Diyarbakır'daki Narin cinayetinin yarattığı travmanın etkileri sürerken bu kez İstanbul'da 6 yaşındaki Şirin'den gelen acı haber yürekleri dağladı. Kendini koruyamayacak masum yavruların katledilmesi haberlerinin çoğalması İstanbul Barosu' u harekete geçirdi.

İstanbul Barosu Çocuk Hakları Merkezi adına yapılan duyuruda '31 Ekim’de kaybolan Şirin’in cansız bedeninin bir mezarlıkta bulunmasının derin üzüntüsünü ve öfkesini yaşıyoruz. Şirin, Narin, Leyla, Sıla, yeni doğan servislerinde öldürülen bebekler, sadece son birkaç ayda zihnimize kazınanlar…

Gerçek şu, çocukların en temel insan hakkı olan yaşam hakkı korunmuyor. Oysa mutlu ve sağlıklı bir çocukluk yaşamak, huzur ve güven içinde büyümek bütün çocukların en doğal hakkıdır' hatırlatmasında bulunuldu.
İstanbul Barosu Çocuk Hakları Merkezi'nden yapılan açıklamada şu bilgiler paylaşıldı...

Sistematik şiddet sarmalı...

Türkiye’nin taraf olduğu Çocukların Cinsel Suistimal ve Cinsel İstismara Karşı Korunmasına İlişkin Avrupa Konseyi Sözleşmesi (Lanzarote Sözleşmesi) başta olmak üzere taraf olunan uluslararası çocuk hakları sözleşmeleri ve ulusal mevzuatımıza göre çocuklar için güvenli yaşam koşulu sağlamak devletin görevidir. Evde, okulda, sokakta çocukların tehlike altında olmadan, korkusuzca yaşayabildiği bir ülke, devletin varlık sebebi, bütün toplumun sorumluluğudur. Çocukların katledilmesinin münferit elim hadiseler olmadığının, sistematik şiddet sarmalının bir parçası olduğunun bilincindeyiz.
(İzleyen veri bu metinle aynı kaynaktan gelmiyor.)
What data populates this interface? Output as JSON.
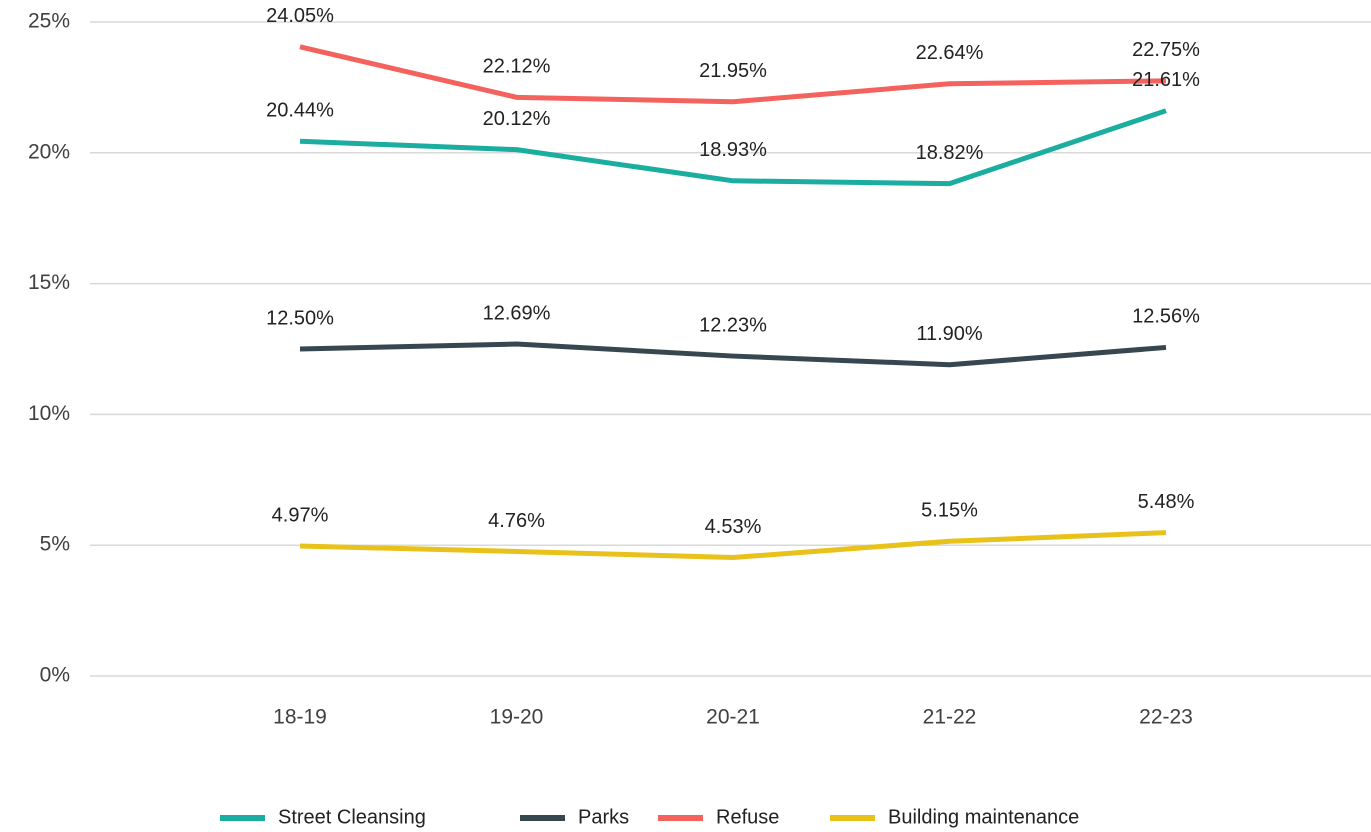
{
  "chart_data": {
    "type": "line",
    "categories": [
      "18-19",
      "19-20",
      "20-21",
      "21-22",
      "22-23"
    ],
    "series": [
      {
        "name": "Street Cleansing",
        "color": "#1aada0",
        "values": [
          20.44,
          20.12,
          18.93,
          18.82,
          21.61
        ],
        "value_labels": [
          "20.44%",
          "20.12%",
          "18.93%",
          "18.82%",
          "21.61%"
        ]
      },
      {
        "name": "Parks",
        "color": "#37474f",
        "values": [
          12.5,
          12.69,
          12.23,
          11.9,
          12.56
        ],
        "value_labels": [
          "12.50%",
          "12.69%",
          "12.23%",
          "11.90%",
          "12.56%"
        ]
      },
      {
        "name": "Refuse",
        "color": "#f4625e",
        "values": [
          24.05,
          22.12,
          21.95,
          22.64,
          22.75
        ],
        "value_labels": [
          "24.05%",
          "22.12%",
          "21.95%",
          "22.64%",
          "22.75%"
        ]
      },
      {
        "name": "Building maintenance",
        "color": "#e8c21a",
        "values": [
          4.97,
          4.76,
          4.53,
          5.15,
          5.48
        ],
        "value_labels": [
          "4.97%",
          "4.76%",
          "4.53%",
          "5.15%",
          "5.48%"
        ]
      }
    ],
    "ylim": [
      0,
      25
    ],
    "yticks": [
      {
        "value": 0,
        "label": "0%"
      },
      {
        "value": 5,
        "label": "5%"
      },
      {
        "value": 10,
        "label": "10%"
      },
      {
        "value": 15,
        "label": "15%"
      },
      {
        "value": 20,
        "label": "20%"
      },
      {
        "value": 25,
        "label": "25%"
      }
    ],
    "grid": true,
    "legend": "bottom"
  }
}
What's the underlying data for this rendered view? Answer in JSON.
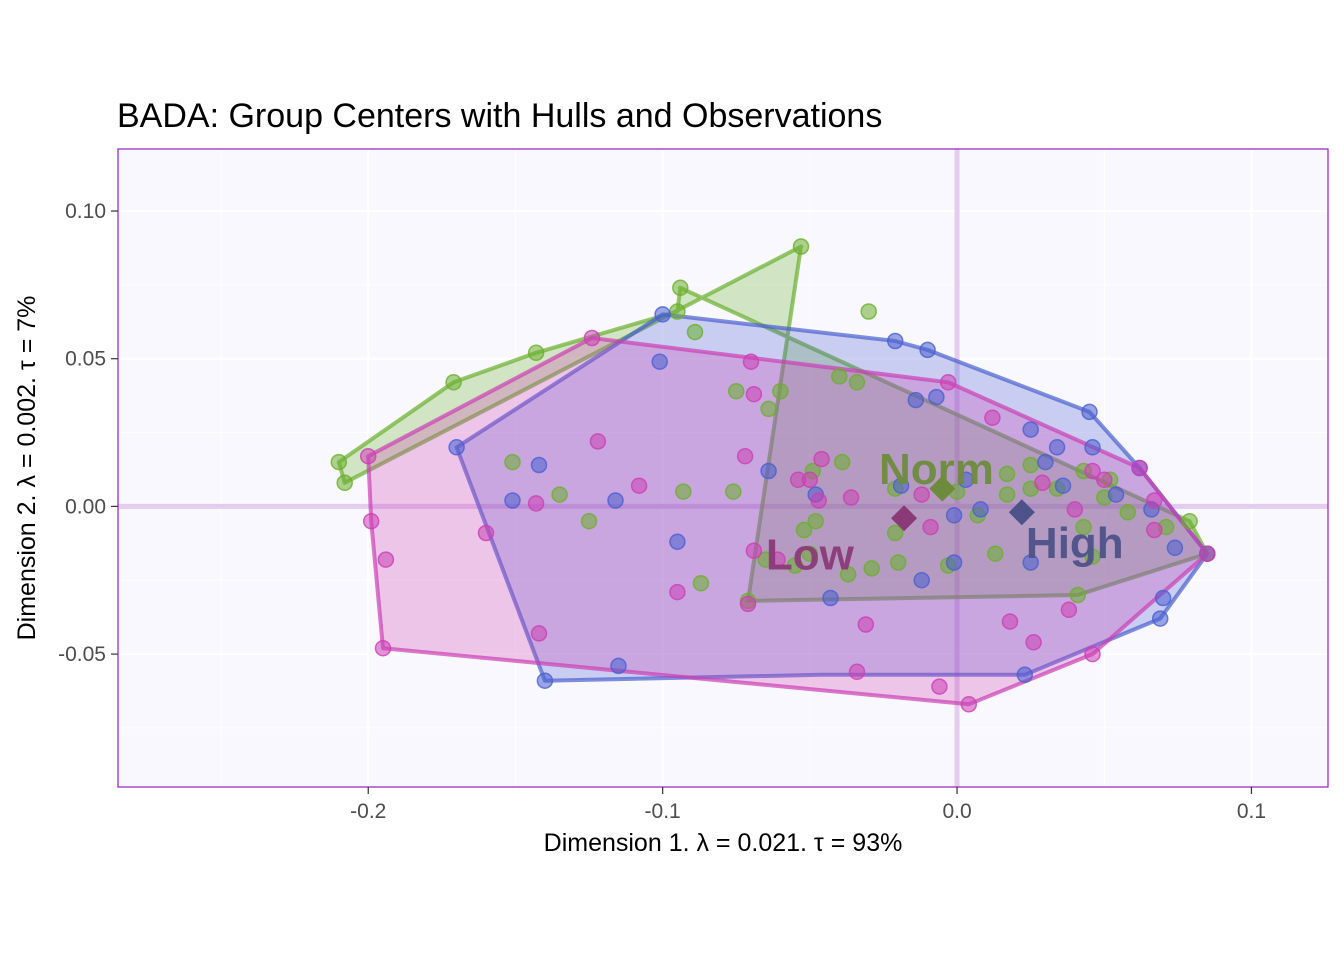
{
  "chart_data": {
    "type": "scatter",
    "title": "BADA: Group Centers with Hulls and Observations",
    "xlabel": "Dimension 1.   λ = 0.021.  τ = 93%",
    "ylabel": "Dimension 2.   λ = 0.002.  τ = 7%",
    "xlim": [
      -0.285,
      0.126
    ],
    "ylim": [
      -0.095,
      0.121
    ],
    "x_ticks": [
      -0.2,
      -0.1,
      0.0,
      0.1
    ],
    "x_tick_labels": [
      "-0.2",
      "-0.1",
      "0.0",
      "0.1"
    ],
    "y_ticks": [
      -0.05,
      0.0,
      0.05,
      0.1
    ],
    "y_tick_labels": [
      "-0.05",
      "0.00",
      "0.05",
      "0.10"
    ],
    "grid": true,
    "colors": {
      "panel_background": "#f8f8fe",
      "panel_border": "#9a2fc0",
      "grid": "#ffffff",
      "zero_lines": "#e1c6ee"
    },
    "series": [
      {
        "name": "Norm",
        "color": "#6aaf2c",
        "label_color": "#6e8b3d",
        "center": [
          -0.005,
          0.006
        ],
        "label_pos": [
          -0.007,
          0.013
        ],
        "hull": [
          [
            -0.053,
            0.088
          ],
          [
            -0.208,
            0.008
          ],
          [
            -0.21,
            0.015
          ],
          [
            -0.171,
            0.042
          ],
          [
            -0.143,
            0.052
          ],
          [
            -0.095,
            0.066
          ],
          [
            -0.094,
            0.074
          ],
          [
            0.079,
            -0.005
          ],
          [
            0.085,
            -0.016
          ],
          [
            0.041,
            -0.03
          ],
          [
            -0.071,
            -0.032
          ]
        ],
        "points": [
          [
            -0.053,
            0.088
          ],
          [
            -0.03,
            0.066
          ],
          [
            -0.095,
            0.066
          ],
          [
            -0.094,
            0.074
          ],
          [
            -0.143,
            0.052
          ],
          [
            -0.171,
            0.042
          ],
          [
            -0.21,
            0.015
          ],
          [
            -0.208,
            0.008
          ],
          [
            -0.089,
            0.059
          ],
          [
            -0.075,
            0.039
          ],
          [
            -0.06,
            0.039
          ],
          [
            -0.04,
            0.044
          ],
          [
            -0.034,
            0.042
          ],
          [
            -0.064,
            0.033
          ],
          [
            -0.151,
            0.015
          ],
          [
            -0.135,
            0.004
          ],
          [
            -0.125,
            -0.005
          ],
          [
            -0.093,
            0.005
          ],
          [
            -0.076,
            0.005
          ],
          [
            -0.049,
            0.012
          ],
          [
            -0.039,
            0.015
          ],
          [
            -0.021,
            0.006
          ],
          [
            0.0,
            0.005
          ],
          [
            0.017,
            0.011
          ],
          [
            0.025,
            0.014
          ],
          [
            0.043,
            0.012
          ],
          [
            0.052,
            0.009
          ],
          [
            0.05,
            0.003
          ],
          [
            0.058,
            -0.002
          ],
          [
            0.071,
            -0.007
          ],
          [
            0.079,
            -0.005
          ],
          [
            0.085,
            -0.016
          ],
          [
            0.043,
            -0.007
          ],
          [
            0.046,
            -0.017
          ],
          [
            0.041,
            -0.03
          ],
          [
            0.013,
            -0.016
          ],
          [
            -0.003,
            -0.02
          ],
          [
            -0.02,
            -0.019
          ],
          [
            -0.029,
            -0.021
          ],
          [
            -0.037,
            -0.023
          ],
          [
            -0.05,
            -0.016
          ],
          [
            -0.055,
            -0.02
          ],
          [
            -0.065,
            -0.018
          ],
          [
            -0.087,
            -0.026
          ],
          [
            -0.071,
            -0.032
          ],
          [
            -0.048,
            -0.005
          ],
          [
            -0.052,
            -0.008
          ],
          [
            -0.021,
            -0.009
          ],
          [
            0.007,
            -0.003
          ],
          [
            0.034,
            0.006
          ],
          [
            0.017,
            0.004
          ],
          [
            0.025,
            0.006
          ]
        ]
      },
      {
        "name": "High",
        "color": "#4a5fcf",
        "label_color": "#4d5288",
        "center": [
          0.022,
          -0.002
        ],
        "label_pos": [
          0.04,
          -0.012
        ],
        "hull": [
          [
            -0.1,
            0.065
          ],
          [
            -0.17,
            0.02
          ],
          [
            -0.14,
            -0.059
          ],
          [
            -0.046,
            -0.057
          ],
          [
            0.023,
            -0.057
          ],
          [
            0.069,
            -0.038
          ],
          [
            0.085,
            -0.016
          ],
          [
            0.062,
            0.013
          ],
          [
            0.045,
            0.032
          ],
          [
            -0.01,
            0.053
          ],
          [
            -0.021,
            0.056
          ]
        ],
        "points": [
          [
            -0.1,
            0.065
          ],
          [
            -0.021,
            0.056
          ],
          [
            -0.01,
            0.053
          ],
          [
            -0.101,
            0.049
          ],
          [
            -0.014,
            0.036
          ],
          [
            -0.007,
            0.037
          ],
          [
            0.045,
            0.032
          ],
          [
            0.025,
            0.026
          ],
          [
            -0.17,
            0.02
          ],
          [
            -0.142,
            0.014
          ],
          [
            -0.064,
            0.012
          ],
          [
            -0.151,
            0.002
          ],
          [
            -0.116,
            0.002
          ],
          [
            -0.048,
            0.004
          ],
          [
            -0.019,
            0.007
          ],
          [
            -0.005,
            0.006
          ],
          [
            0.003,
            0.009
          ],
          [
            0.03,
            0.015
          ],
          [
            0.034,
            0.02
          ],
          [
            0.046,
            0.02
          ],
          [
            0.062,
            0.013
          ],
          [
            0.036,
            0.007
          ],
          [
            0.054,
            0.004
          ],
          [
            -0.001,
            -0.003
          ],
          [
            0.008,
            -0.001
          ],
          [
            0.066,
            -0.001
          ],
          [
            0.074,
            -0.014
          ],
          [
            0.085,
            -0.016
          ],
          [
            0.07,
            -0.031
          ],
          [
            0.069,
            -0.038
          ],
          [
            -0.095,
            -0.012
          ],
          [
            -0.043,
            -0.031
          ],
          [
            0.025,
            -0.019
          ],
          [
            -0.012,
            -0.025
          ],
          [
            -0.001,
            -0.019
          ],
          [
            -0.115,
            -0.054
          ],
          [
            -0.14,
            -0.059
          ],
          [
            0.023,
            -0.057
          ]
        ]
      },
      {
        "name": "Low",
        "color": "#cc3fb4",
        "label_color": "#8b3a78",
        "center": [
          -0.018,
          -0.004
        ],
        "label_pos": [
          -0.05,
          -0.016
        ],
        "hull": [
          [
            -0.124,
            0.057
          ],
          [
            -0.2,
            0.017
          ],
          [
            -0.199,
            -0.005
          ],
          [
            -0.195,
            -0.048
          ],
          [
            0.004,
            -0.067
          ],
          [
            0.046,
            -0.05
          ],
          [
            0.085,
            -0.016
          ],
          [
            0.062,
            0.013
          ],
          [
            -0.003,
            0.042
          ]
        ],
        "points": [
          [
            -0.124,
            0.057
          ],
          [
            -0.07,
            0.049
          ],
          [
            -0.069,
            0.038
          ],
          [
            -0.003,
            0.042
          ],
          [
            0.012,
            0.03
          ],
          [
            -0.122,
            0.022
          ],
          [
            -0.072,
            0.017
          ],
          [
            -0.046,
            0.016
          ],
          [
            -0.2,
            0.017
          ],
          [
            -0.108,
            0.007
          ],
          [
            -0.143,
            0.001
          ],
          [
            -0.054,
            0.009
          ],
          [
            -0.05,
            0.009
          ],
          [
            -0.047,
            0.002
          ],
          [
            -0.036,
            0.003
          ],
          [
            -0.012,
            0.004
          ],
          [
            -0.009,
            -0.007
          ],
          [
            0.029,
            0.008
          ],
          [
            0.046,
            0.012
          ],
          [
            0.05,
            0.009
          ],
          [
            0.062,
            0.013
          ],
          [
            0.067,
            0.002
          ],
          [
            0.04,
            -0.001
          ],
          [
            0.067,
            -0.008
          ],
          [
            0.085,
            -0.016
          ],
          [
            -0.199,
            -0.005
          ],
          [
            -0.194,
            -0.018
          ],
          [
            -0.16,
            -0.009
          ],
          [
            -0.069,
            -0.015
          ],
          [
            -0.061,
            -0.018
          ],
          [
            -0.095,
            -0.029
          ],
          [
            -0.071,
            -0.033
          ],
          [
            -0.031,
            -0.04
          ],
          [
            0.018,
            -0.039
          ],
          [
            0.026,
            -0.046
          ],
          [
            0.038,
            -0.035
          ],
          [
            -0.034,
            -0.056
          ],
          [
            -0.006,
            -0.061
          ],
          [
            0.004,
            -0.067
          ],
          [
            0.046,
            -0.05
          ],
          [
            -0.142,
            -0.043
          ],
          [
            -0.195,
            -0.048
          ]
        ]
      }
    ]
  }
}
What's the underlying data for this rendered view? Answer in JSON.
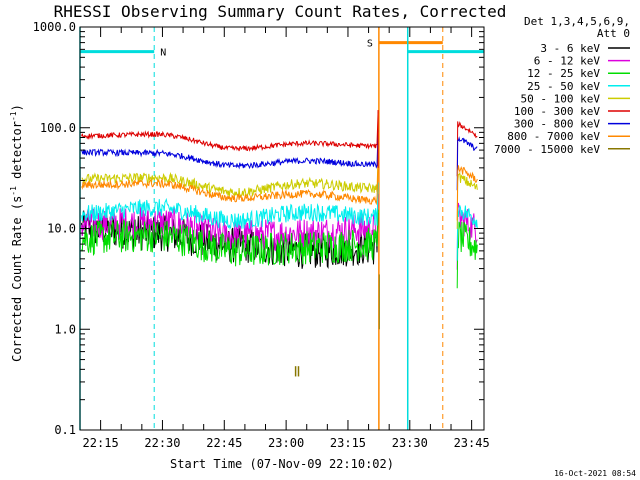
{
  "chart_data": {
    "type": "line",
    "title": "RHESSI Observing Summary Count Rates, Corrected",
    "xlabel": "Start Time (07-Nov-09 22:10:02)",
    "ylabel_main": "Corrected Count Rate (s",
    "ylabel_sup1": "-1",
    "ylabel_mid": " detector",
    "ylabel_sup2": "-1",
    "ylabel_end": ")",
    "yscale": "log",
    "ylim": [
      0.1,
      1000.0
    ],
    "xlim_minutes": [
      0,
      98
    ],
    "yticks": [
      "0.1",
      "1.0",
      "10.0",
      "100.0",
      "1000.0"
    ],
    "xticks": [
      {
        "m": 5,
        "label": "22:15"
      },
      {
        "m": 20,
        "label": "22:30"
      },
      {
        "m": 35,
        "label": "22:45"
      },
      {
        "m": 50,
        "label": "23:00"
      },
      {
        "m": 65,
        "label": "23:15"
      },
      {
        "m": 80,
        "label": "23:30"
      },
      {
        "m": 95,
        "label": "23:45"
      }
    ],
    "legend_header": [
      "Det 1,3,4,5,6,9,",
      "Att 0"
    ],
    "series": [
      {
        "name": "3 - 6 keV",
        "color": "#000000",
        "levels": [
          10,
          9,
          6.8,
          6.0,
          6.5
        ],
        "post": null
      },
      {
        "name": "6 - 12 keV",
        "color": "#dd00dd",
        "levels": [
          11,
          11.5,
          8.5,
          9.0,
          10
        ],
        "post": 13
      },
      {
        "name": "12 - 25 keV",
        "color": "#00dd00",
        "levels": [
          8,
          8.5,
          6.0,
          6.5,
          7
        ],
        "post": 8.5
      },
      {
        "name": "25 - 50 keV",
        "color": "#00eeee",
        "levels": [
          14,
          16,
          12,
          14.5,
          13
        ],
        "post": 16
      },
      {
        "name": "50 - 100 keV",
        "color": "#cccc00",
        "levels": [
          31,
          32,
          23,
          28,
          25
        ],
        "post": 33
      },
      {
        "name": "100 - 300 keV",
        "color": "#dd0000",
        "levels": [
          83,
          86,
          62,
          70,
          66
        ],
        "post": 110
      },
      {
        "name": "300 - 800 keV",
        "color": "#0000dd",
        "levels": [
          57,
          56,
          42,
          47,
          43
        ],
        "post": 80
      },
      {
        "name": "800 - 7000 keV",
        "color": "#ff8800",
        "levels": [
          27,
          28,
          20,
          22,
          19
        ],
        "post": 40
      },
      {
        "name": "7000 - 15000 keV",
        "color": "#887700",
        "levels": null,
        "post": null
      }
    ],
    "markers": [
      {
        "label": "N",
        "color": "#00dddd",
        "start_m": 0,
        "end_m": 18,
        "bar_y": 570,
        "dashed_m": 18
      },
      {
        "label": "S",
        "color": "#ff8800",
        "start_m": 72.5,
        "end_m": 88,
        "bar_y": 700,
        "dashed_m": 88
      },
      {
        "label": "",
        "color": "#00dddd",
        "start_m": 79.5,
        "end_m": 98,
        "bar_y": 570,
        "dashed_m": 98
      }
    ],
    "gap_minutes": [
      72.5,
      91.5
    ],
    "grid": false,
    "legend_placement": "top-right"
  },
  "timestamp": "16-Oct-2021 08:54"
}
Tüm sorumlulardan hesap soracağız...

 Şirin kayboldu, bir mezarlıkta ölü bulundu, onu koruyamamanın utancı hepimizin. Herkes bilsin ki İstanbul Barosu Çocuk Hakları Merkezi olarak biz bu davanın takipçisiyiz, etkin bir soruşturma ve kovuşturma yürütülmesi için üzerimize düşeni yapacağız, sadece faillerden değil tüm sorumlulardan hesap soracağız. 
 Tek bir çocuğun daha yitip gitmemesi, bu ülkenin kadınlar ve çocuklar için bir cehenneme dönmemesi için acilen yetkilileri asli sorumluluklarını yerine getirmeye çağırıyoruz.